Следом шел Тинел, потом Миликэ, и последней шагала Лина, неся сумку, в которую мама положила кое-что поесть: вдруг задержатся и не успеют вернуться к обеду.
— Даже не верится, что сегодня я увижу настоящую, живую белку, не нарисованную в книжке! — воскликнул Тинел, поспешая за Аникуцей.
— Еще неизвестно, увидишь или нет! — заметила девочка, не поворачивая головы.
— Как?! Ты же сказала, что есть! — удивился Тинел.
— Как не быть? Есть.
— Тогда почему же не увижу?! Хоть одну? — спросил Тинел с недоумением.
Аникуца ответила, иронически улыбаясь:
— Ты думаешь, в цирк идешь? Или в кино? Подходишь и смотришь на белку в клетке, когда хочешь и сколько хочешь?
— Я хочу посмотреть, как она прыгает с дерева на дерево. В клетке я ее видел… Она ведь прыгает дерева на дерево?!
— Прыгает, когда никого нет поблизости. Чуть что — прячется.
— И я ее не увижу?
— Она тебя, скорее всего, увидит…
— Это будет что-то вроде цирка для белок, — сказала Лина с издевкой. — Белки будут изучать Тинела с верхотуры.
— И тебя, — напомнил ей Тинел.
— Всех нас. Можешь остаться в лагере, если тебе кажется, что идешь напрасно. Лагерь еще недалеко.
— Нет, все равно пойду.
Они давно прошли поляну с родником, в котором тихо качался цветок Родниковой Феи. Шли по незнакомой тропинке.

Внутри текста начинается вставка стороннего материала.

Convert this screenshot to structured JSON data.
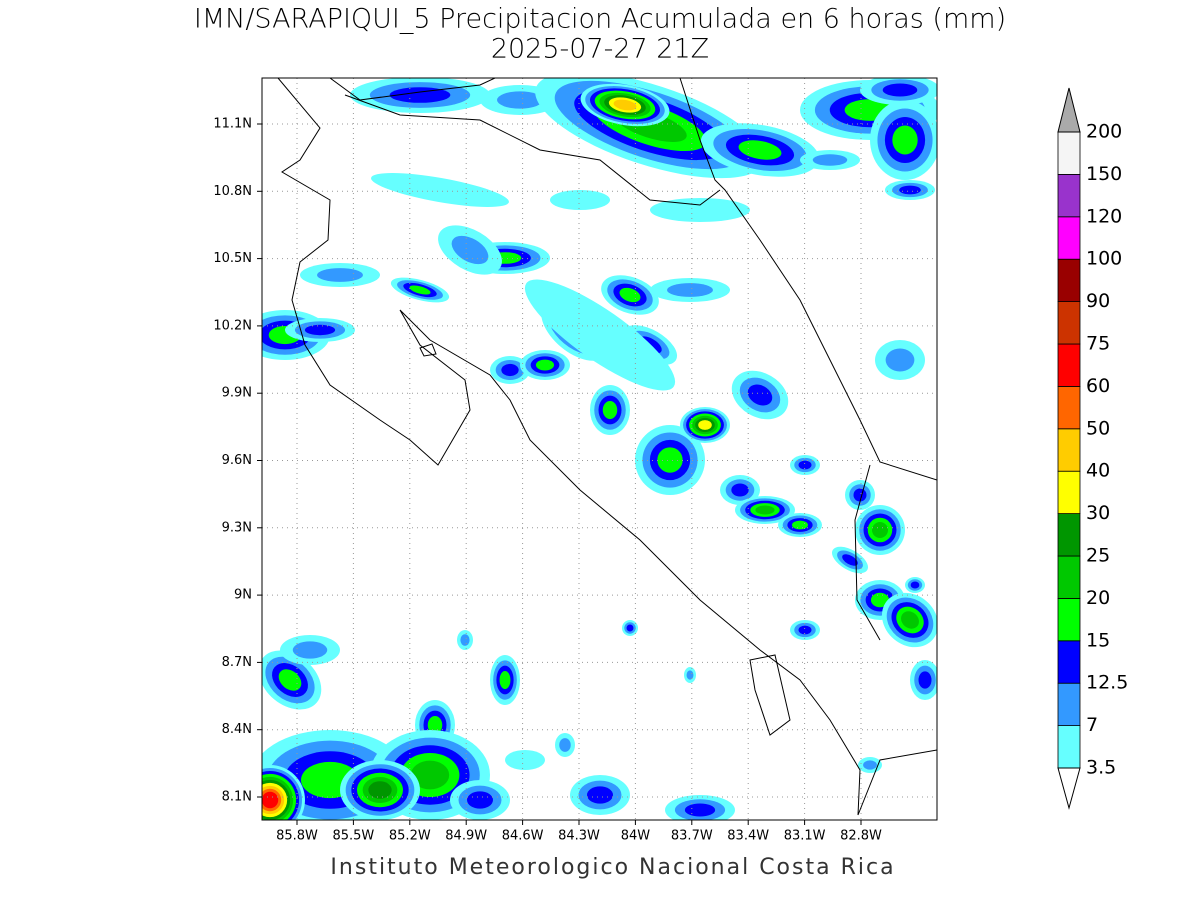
{
  "header": {
    "title_line1": "IMN/SARAPIQUI_5 Precipitacion Acumulada en 6 horas (mm)",
    "title_line2": "2025-07-27 21Z"
  },
  "map": {
    "lon_ticks": [
      "85.8W",
      "85.5W",
      "85.2W",
      "84.9W",
      "84.6W",
      "84.3W",
      "84W",
      "83.7W",
      "83.4W",
      "83.1W",
      "82.8W"
    ],
    "lat_ticks": [
      "11.1N",
      "10.8N",
      "10.5N",
      "10.2N",
      "9.9N",
      "9.6N",
      "9.3N",
      "9N",
      "8.7N",
      "8.4N",
      "8.1N"
    ],
    "grid": true
  },
  "colorbar": {
    "levels": [
      3.5,
      7,
      12.5,
      15,
      20,
      25,
      30,
      40,
      50,
      60,
      75,
      90,
      100,
      120,
      150,
      200
    ],
    "colors": [
      "#66ffff",
      "#3399ff",
      "#0000ff",
      "#00ff00",
      "#00c800",
      "#009600",
      "#ffff00",
      "#ffcc00",
      "#ff6600",
      "#ff0000",
      "#cc3300",
      "#990000",
      "#ff00ff",
      "#9933cc",
      "#f5f5f5"
    ],
    "under_color": "#ffffff",
    "over_color": "#aaaaaa"
  },
  "footer": {
    "text": "Instituto Meteorologico Nacional Costa Rica"
  }
}
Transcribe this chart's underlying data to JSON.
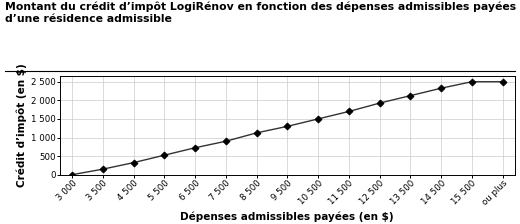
{
  "title_line1": "Montant du crédit d’impôt LogiRénov en fonction des dépenses admissibles payées à l’égard",
  "title_line2": "d’une résidence admissible",
  "xlabel": "Dépenses admissibles payées (en $)",
  "ylabel": "Crédit d’impôt (en $)",
  "x_labels": [
    "3 000",
    "3 500",
    "4 500",
    "5 500",
    "6 500",
    "7 500",
    "8 500",
    "9 500",
    "10 500",
    "11 500",
    "12 500",
    "13 500",
    "14 500",
    "15 500",
    "ou plus"
  ],
  "x_values": [
    0,
    1,
    2,
    3,
    4,
    5,
    6,
    7,
    8,
    9,
    10,
    11,
    12,
    13,
    14
  ],
  "y_values": [
    0,
    150,
    325,
    525,
    725,
    900,
    1125,
    1300,
    1500,
    1700,
    1925,
    2125,
    2325,
    2500,
    2500
  ],
  "yticks": [
    0,
    500,
    1000,
    1500,
    2000,
    2500
  ],
  "ytick_labels": [
    "0",
    "500",
    "1 000",
    "1 500",
    "2 000",
    "2 500"
  ],
  "line_color": "#333333",
  "marker": "D",
  "marker_size": 3.5,
  "marker_color": "#000000",
  "background_color": "#ffffff",
  "grid_color": "#cccccc",
  "title_fontsize": 7.8,
  "label_fontsize": 7.5,
  "tick_fontsize": 6.2
}
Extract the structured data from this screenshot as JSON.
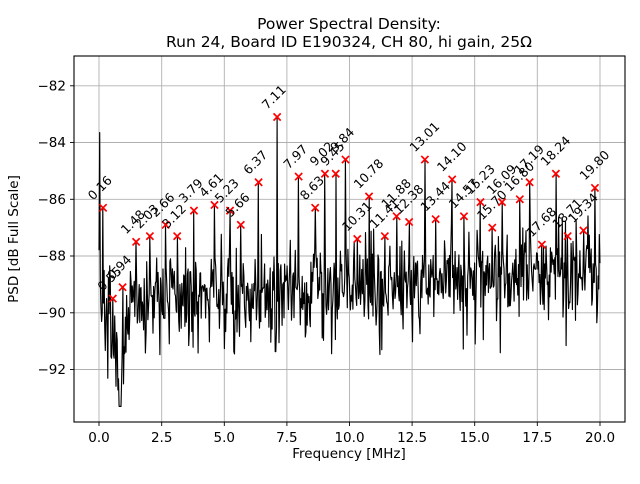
{
  "title": {
    "line1": "Power Spectral Density:",
    "line2": "Run 24, Board ID E190324, CH 80, hi gain, 25Ω"
  },
  "chart_data": {
    "type": "line",
    "xlabel": "Frequency [MHz]",
    "ylabel": "PSD [dB Full Scale]",
    "xlim": [
      -1,
      21
    ],
    "ylim": [
      -93.85,
      -80.95
    ],
    "grid": true,
    "grid_color": "#b0b0b0",
    "line_color": "#000000",
    "marker_color": "#ff0000",
    "marker_style": "x",
    "xticks": [
      0.0,
      2.5,
      5.0,
      7.5,
      10.0,
      12.5,
      15.0,
      17.5,
      20.0
    ],
    "xtick_labels": [
      "0.0",
      "2.5",
      "5.0",
      "7.5",
      "10.0",
      "12.5",
      "15.0",
      "17.5",
      "20.0"
    ],
    "yticks": [
      -82,
      -84,
      -86,
      -88,
      -90,
      -92
    ],
    "ytick_labels": [
      "−82",
      "−84",
      "−86",
      "−88",
      "−90",
      "−92"
    ],
    "noise_floor_approx_db": {
      "left": -89.7,
      "right": -88.2,
      "min": -93.3,
      "start_spike": -83.65
    },
    "peaks": [
      {
        "label": "0.16",
        "freq": 0.16,
        "db": -86.3
      },
      {
        "label": "0.55",
        "freq": 0.55,
        "db": -89.5
      },
      {
        "label": "0.94",
        "freq": 0.94,
        "db": -89.1
      },
      {
        "label": "1.48",
        "freq": 1.48,
        "db": -87.5
      },
      {
        "label": "2.03",
        "frefreq": null,
        "freq": 2.03,
        "db": -87.3
      },
      {
        "label": "2.66",
        "freq": 2.66,
        "db": -86.9
      },
      {
        "label": "3.12",
        "freq": 3.12,
        "db": -87.3
      },
      {
        "label": "3.79",
        "freq": 3.79,
        "db": -86.4
      },
      {
        "label": "4.61",
        "freq": 4.61,
        "db": -86.2
      },
      {
        "label": "5.23",
        "freq": 5.23,
        "db": -86.4
      },
      {
        "label": "5.66",
        "freq": 5.66,
        "db": -86.9
      },
      {
        "label": "6.37",
        "freq": 6.37,
        "db": -85.4
      },
      {
        "label": "7.11",
        "freq": 7.11,
        "db": -83.1
      },
      {
        "label": "7.97",
        "freq": 7.97,
        "db": -85.2
      },
      {
        "label": "8.63",
        "freq": 8.63,
        "db": -86.3
      },
      {
        "label": "9.02",
        "freq": 9.02,
        "db": -85.1
      },
      {
        "label": "9.45",
        "freq": 9.45,
        "db": -85.1
      },
      {
        "label": "9.84",
        "freq": 9.84,
        "db": -84.6
      },
      {
        "label": "10.31",
        "freq": 10.31,
        "db": -87.4
      },
      {
        "label": "10.78",
        "freq": 10.78,
        "db": -85.9
      },
      {
        "label": "11.41",
        "freq": 11.41,
        "db": -87.3
      },
      {
        "label": "11.88",
        "freq": 11.88,
        "db": -86.6
      },
      {
        "label": "12.38",
        "freq": 12.38,
        "db": -86.8
      },
      {
        "label": "13.01",
        "freq": 13.01,
        "db": -84.6
      },
      {
        "label": "13.44",
        "freq": 13.44,
        "db": -86.7
      },
      {
        "label": "14.10",
        "freq": 14.1,
        "db": -85.3
      },
      {
        "label": "14.57",
        "freq": 14.57,
        "db": -86.6
      },
      {
        "label": "15.23",
        "freq": 15.23,
        "db": -86.1
      },
      {
        "label": "15.70",
        "freq": 15.7,
        "db": -87.0
      },
      {
        "label": "16.09",
        "freq": 16.09,
        "db": -86.1
      },
      {
        "label": "16.80",
        "freq": 16.8,
        "db": -86.0
      },
      {
        "label": "17.19",
        "freq": 17.19,
        "db": -85.4
      },
      {
        "label": "17.68",
        "freq": 17.68,
        "db": -87.6
      },
      {
        "label": "18.24",
        "freq": 18.24,
        "db": -85.1
      },
      {
        "label": "18.71",
        "freq": 18.71,
        "db": -87.3
      },
      {
        "label": "19.34",
        "freq": 19.34,
        "db": -87.1
      },
      {
        "label": "19.80",
        "freq": 19.8,
        "db": -85.6
      }
    ]
  }
}
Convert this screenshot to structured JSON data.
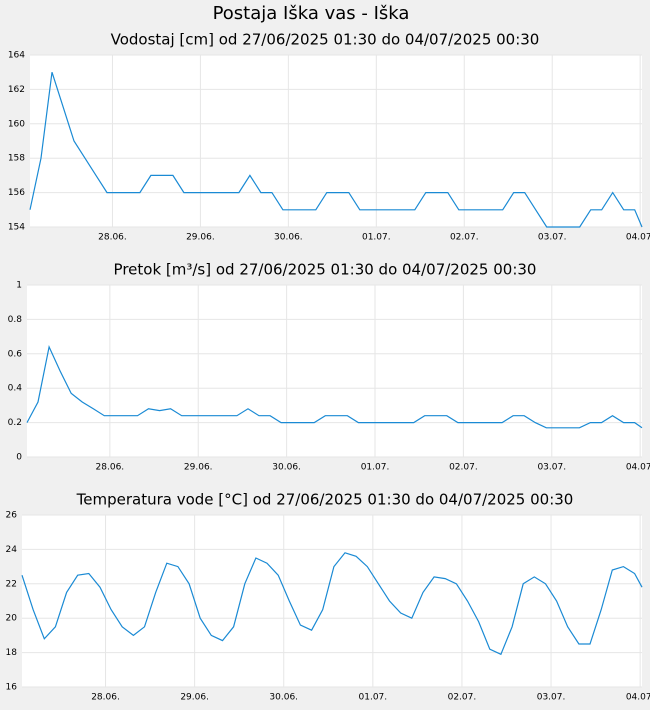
{
  "title": "Postaja Iška vas - Iška",
  "chart_data": [
    {
      "type": "line",
      "title": "Vodostaj [cm] od 27/06/2025 01:30 do 04/07/2025 00:30",
      "x": [
        "27/06/2025 01:30",
        "27/06/2025 04:30",
        "27/06/2025 07:30",
        "27/06/2025 10:30",
        "27/06/2025 13:30",
        "27/06/2025 16:30",
        "27/06/2025 19:30",
        "27/06/2025 22:30",
        "28/06/2025 01:30",
        "28/06/2025 04:30",
        "28/06/2025 07:30",
        "28/06/2025 10:30",
        "28/06/2025 13:30",
        "28/06/2025 16:30",
        "28/06/2025 19:30",
        "28/06/2025 22:30",
        "29/06/2025 01:30",
        "29/06/2025 04:30",
        "29/06/2025 07:30",
        "29/06/2025 10:30",
        "29/06/2025 13:30",
        "29/06/2025 16:30",
        "29/06/2025 19:30",
        "29/06/2025 22:30",
        "30/06/2025 01:30",
        "30/06/2025 04:30",
        "30/06/2025 07:30",
        "30/06/2025 10:30",
        "30/06/2025 13:30",
        "30/06/2025 16:30",
        "30/06/2025 19:30",
        "30/06/2025 22:30",
        "01/07/2025 01:30",
        "01/07/2025 04:30",
        "01/07/2025 07:30",
        "01/07/2025 10:30",
        "01/07/2025 13:30",
        "01/07/2025 16:30",
        "01/07/2025 19:30",
        "01/07/2025 22:30",
        "02/07/2025 01:30",
        "02/07/2025 04:30",
        "02/07/2025 07:30",
        "02/07/2025 10:30",
        "02/07/2025 13:30",
        "02/07/2025 16:30",
        "02/07/2025 19:30",
        "02/07/2025 22:30",
        "03/07/2025 01:30",
        "03/07/2025 04:30",
        "03/07/2025 07:30",
        "03/07/2025 10:30",
        "03/07/2025 13:30",
        "03/07/2025 16:30",
        "03/07/2025 19:30",
        "03/07/2025 22:30",
        "04/07/2025 00:30"
      ],
      "values": [
        155,
        158,
        163,
        161,
        159,
        158,
        157,
        156,
        156,
        156,
        156,
        157,
        157,
        157,
        156,
        156,
        156,
        156,
        156,
        156,
        157,
        156,
        156,
        155,
        155,
        155,
        155,
        156,
        156,
        156,
        155,
        155,
        155,
        155,
        155,
        155,
        156,
        156,
        156,
        155,
        155,
        155,
        155,
        155,
        156,
        156,
        155,
        154,
        154,
        154,
        154,
        155,
        155,
        156,
        155,
        155,
        154
      ],
      "color": "#1a8ad4",
      "xlim": [
        "27/06/2025 01:30",
        "04/07/2025 00:30"
      ],
      "xticks": [
        {
          "value": "28/06/2025 00:00",
          "label": "28.06."
        },
        {
          "value": "29/06/2025 00:00",
          "label": "29.06."
        },
        {
          "value": "30/06/2025 00:00",
          "label": "30.06."
        },
        {
          "value": "01/07/2025 00:00",
          "label": "01.07."
        },
        {
          "value": "02/07/2025 00:00",
          "label": "02.07."
        },
        {
          "value": "03/07/2025 00:00",
          "label": "03.07."
        },
        {
          "value": "04/07/2025 00:00",
          "label": "04.07."
        }
      ],
      "ylim": [
        154,
        164
      ],
      "yticks": [
        154,
        156,
        158,
        160,
        162,
        164
      ],
      "grid": true
    },
    {
      "type": "line",
      "title": "Pretok [m³/s] od 27/06/2025 01:30 do 04/07/2025 00:30",
      "x": [
        "27/06/2025 01:30",
        "27/06/2025 04:30",
        "27/06/2025 07:30",
        "27/06/2025 10:30",
        "27/06/2025 13:30",
        "27/06/2025 16:30",
        "27/06/2025 19:30",
        "27/06/2025 22:30",
        "28/06/2025 01:30",
        "28/06/2025 04:30",
        "28/06/2025 07:30",
        "28/06/2025 10:30",
        "28/06/2025 13:30",
        "28/06/2025 16:30",
        "28/06/2025 19:30",
        "28/06/2025 22:30",
        "29/06/2025 01:30",
        "29/06/2025 04:30",
        "29/06/2025 07:30",
        "29/06/2025 10:30",
        "29/06/2025 13:30",
        "29/06/2025 16:30",
        "29/06/2025 19:30",
        "29/06/2025 22:30",
        "30/06/2025 01:30",
        "30/06/2025 04:30",
        "30/06/2025 07:30",
        "30/06/2025 10:30",
        "30/06/2025 13:30",
        "30/06/2025 16:30",
        "30/06/2025 19:30",
        "30/06/2025 22:30",
        "01/07/2025 01:30",
        "01/07/2025 04:30",
        "01/07/2025 07:30",
        "01/07/2025 10:30",
        "01/07/2025 13:30",
        "01/07/2025 16:30",
        "01/07/2025 19:30",
        "01/07/2025 22:30",
        "02/07/2025 01:30",
        "02/07/2025 04:30",
        "02/07/2025 07:30",
        "02/07/2025 10:30",
        "02/07/2025 13:30",
        "02/07/2025 16:30",
        "02/07/2025 19:30",
        "02/07/2025 22:30",
        "03/07/2025 01:30",
        "03/07/2025 04:30",
        "03/07/2025 07:30",
        "03/07/2025 10:30",
        "03/07/2025 13:30",
        "03/07/2025 16:30",
        "03/07/2025 19:30",
        "03/07/2025 22:30",
        "04/07/2025 00:30"
      ],
      "values": [
        0.2,
        0.32,
        0.64,
        0.5,
        0.37,
        0.32,
        0.28,
        0.24,
        0.24,
        0.24,
        0.24,
        0.28,
        0.27,
        0.28,
        0.24,
        0.24,
        0.24,
        0.24,
        0.24,
        0.24,
        0.28,
        0.24,
        0.24,
        0.2,
        0.2,
        0.2,
        0.2,
        0.24,
        0.24,
        0.24,
        0.2,
        0.2,
        0.2,
        0.2,
        0.2,
        0.2,
        0.24,
        0.24,
        0.24,
        0.2,
        0.2,
        0.2,
        0.2,
        0.2,
        0.24,
        0.24,
        0.2,
        0.17,
        0.17,
        0.17,
        0.17,
        0.2,
        0.2,
        0.24,
        0.2,
        0.2,
        0.17
      ],
      "color": "#1a8ad4",
      "xlim": [
        "27/06/2025 01:30",
        "04/07/2025 00:30"
      ],
      "xticks": [
        {
          "value": "28/06/2025 00:00",
          "label": "28.06."
        },
        {
          "value": "29/06/2025 00:00",
          "label": "29.06."
        },
        {
          "value": "30/06/2025 00:00",
          "label": "30.06."
        },
        {
          "value": "01/07/2025 00:00",
          "label": "01.07."
        },
        {
          "value": "02/07/2025 00:00",
          "label": "02.07."
        },
        {
          "value": "03/07/2025 00:00",
          "label": "03.07."
        },
        {
          "value": "04/07/2025 00:00",
          "label": "04.07."
        }
      ],
      "ylim": [
        0,
        1
      ],
      "yticks": [
        0,
        0.2,
        0.4,
        0.6,
        0.8,
        1
      ],
      "grid": true
    },
    {
      "type": "line",
      "title": "Temperatura vode [°C] od 27/06/2025 01:30 do 04/07/2025 00:30",
      "x": [
        "27/06/2025 01:30",
        "27/06/2025 04:30",
        "27/06/2025 07:30",
        "27/06/2025 10:30",
        "27/06/2025 13:30",
        "27/06/2025 16:30",
        "27/06/2025 19:30",
        "27/06/2025 22:30",
        "28/06/2025 01:30",
        "28/06/2025 04:30",
        "28/06/2025 07:30",
        "28/06/2025 10:30",
        "28/06/2025 13:30",
        "28/06/2025 16:30",
        "28/06/2025 19:30",
        "28/06/2025 22:30",
        "29/06/2025 01:30",
        "29/06/2025 04:30",
        "29/06/2025 07:30",
        "29/06/2025 10:30",
        "29/06/2025 13:30",
        "29/06/2025 16:30",
        "29/06/2025 19:30",
        "29/06/2025 22:30",
        "30/06/2025 01:30",
        "30/06/2025 04:30",
        "30/06/2025 07:30",
        "30/06/2025 10:30",
        "30/06/2025 13:30",
        "30/06/2025 16:30",
        "30/06/2025 19:30",
        "30/06/2025 22:30",
        "01/07/2025 01:30",
        "01/07/2025 04:30",
        "01/07/2025 07:30",
        "01/07/2025 10:30",
        "01/07/2025 13:30",
        "01/07/2025 16:30",
        "01/07/2025 19:30",
        "01/07/2025 22:30",
        "02/07/2025 01:30",
        "02/07/2025 04:30",
        "02/07/2025 07:30",
        "02/07/2025 10:30",
        "02/07/2025 13:30",
        "02/07/2025 16:30",
        "02/07/2025 19:30",
        "02/07/2025 22:30",
        "03/07/2025 01:30",
        "03/07/2025 04:30",
        "03/07/2025 07:30",
        "03/07/2025 10:30",
        "03/07/2025 13:30",
        "03/07/2025 16:30",
        "03/07/2025 19:30",
        "03/07/2025 22:30",
        "04/07/2025 00:30"
      ],
      "values": [
        22.5,
        20.5,
        18.8,
        19.5,
        21.5,
        22.5,
        22.6,
        21.8,
        20.5,
        19.5,
        19.0,
        19.5,
        21.5,
        23.2,
        23.0,
        22.0,
        20.0,
        19.0,
        18.7,
        19.5,
        22.0,
        23.5,
        23.2,
        22.5,
        21.0,
        19.6,
        19.3,
        20.5,
        23.0,
        23.8,
        23.6,
        23.0,
        22.0,
        21.0,
        20.3,
        20.0,
        21.5,
        22.4,
        22.3,
        22.0,
        21.0,
        19.8,
        18.2,
        17.9,
        19.5,
        22.0,
        22.4,
        22.0,
        21.0,
        19.5,
        18.5,
        18.5,
        20.5,
        22.8,
        23.0,
        22.6,
        21.8
      ],
      "color": "#1a8ad4",
      "xlim": [
        "27/06/2025 01:30",
        "04/07/2025 00:30"
      ],
      "xticks": [
        {
          "value": "28/06/2025 00:00",
          "label": "28.06."
        },
        {
          "value": "29/06/2025 00:00",
          "label": "29.06."
        },
        {
          "value": "30/06/2025 00:00",
          "label": "30.06."
        },
        {
          "value": "01/07/2025 00:00",
          "label": "01.07."
        },
        {
          "value": "02/07/2025 00:00",
          "label": "02.07."
        },
        {
          "value": "03/07/2025 00:00",
          "label": "03.07."
        },
        {
          "value": "04/07/2025 00:00",
          "label": "04.07."
        }
      ],
      "ylim": [
        16,
        26
      ],
      "yticks": [
        16,
        18,
        20,
        22,
        24,
        26
      ],
      "grid": true
    }
  ]
}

— Куда мы идем? — спросил Миликэ.
— К кордону.
— Что это такое?
— Наш дом. Дом лесника, значит.
Спустя некоторое время детям показалось, будь деревья расступились, и перед ними открылась поли на. На одном ее конце белел старый дом с приспой вокруг и маленьким огородом позади, с дощатой и плетеной изгородью.
Петух вскочил на изгородь, сверкнув на солнце, словно радуга, своим опереньем, и поприветствовал пришедших, протрубив на всю поляну.
— Ой, у него такой голосище, что слышно, думаю даже в нашем лагере! — засмеялся Тинел, затыкан уши.
— Петух крикнул: «Да здравствует Тинел!» оживилась Лина.
— Ты знаешь язык петухов? — уколол ее Тинел.
Лина не успела ответить: на пороге дома появилась молодая женщина, голубоглазая, как Аникуца, и дети догадались, что это ее мама.
Все уважительно с нею поздоровались.
Лина открыла было рот, чтобы сказать, кто они, но не успела произнести и слова:
— А, дети из лагеря археологов…
«Смотри-ка, как получается в лесу, — удивился Тинел. — Ты никого не видишь, а тебя видят все, ты никого не знаешь, а тебя знает каждый». И еще он подумал: «Даже белочки будут нас знать, а мы, может, никого и не увидим! Неужели Аникуца права?»